Thinking more about null, I seems to me that the primary problem with nulls is that the theoretical definition of null is very different than the pragmatic use of null.
We all learned in DB101 that Null means "unknown" and this is why Null = Null is false.
In practice however, there’s nothing unknown about Null at all.
Nulls primarily show up in two places: Nullable Columns, and the result of Left Outer Joins for rows without a match.
In nullable columns a null doesn’t mean “unknown”. We know there’s no value yet entered for the column. Within the “closed system” of the database it’s an empty value. The value of a null in this case is that we know nothing has been entered. In contrast, a surrogate null value of zero or an empty string can be confusing because real data is indicating nothing has been entered. Does it mean zero, or has the value not yet been entered?

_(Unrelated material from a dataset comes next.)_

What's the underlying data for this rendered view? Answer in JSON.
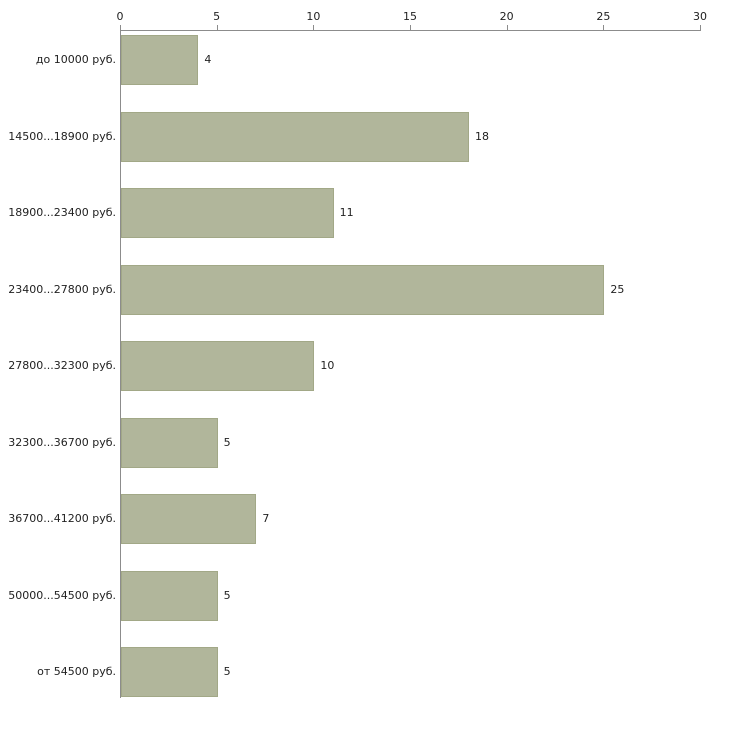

A left outer join between customers and orders returns a null OrderID for any customers without an order. Does this mean we have no idea how many orders the customer has placed? No clue at all if the customer has 0, 1, or 500 orders? Not at all. We know exactly how many orders the customer has placed: Zero. It’s a known value. Null means empty.
The problem with null is the inconsistency between the theory-based tests of equality and the practical use of null. SQL is based on the theoretical definition of null - unknown, while database developers actually use null to indicate empty.
For this reason, we'll never resolve the null debate until the industry accepts null as empty, or it creates an empty flag. Until then the best workaround is to forget the theoretical definition of null and accept that in practice, null means the known value of empty.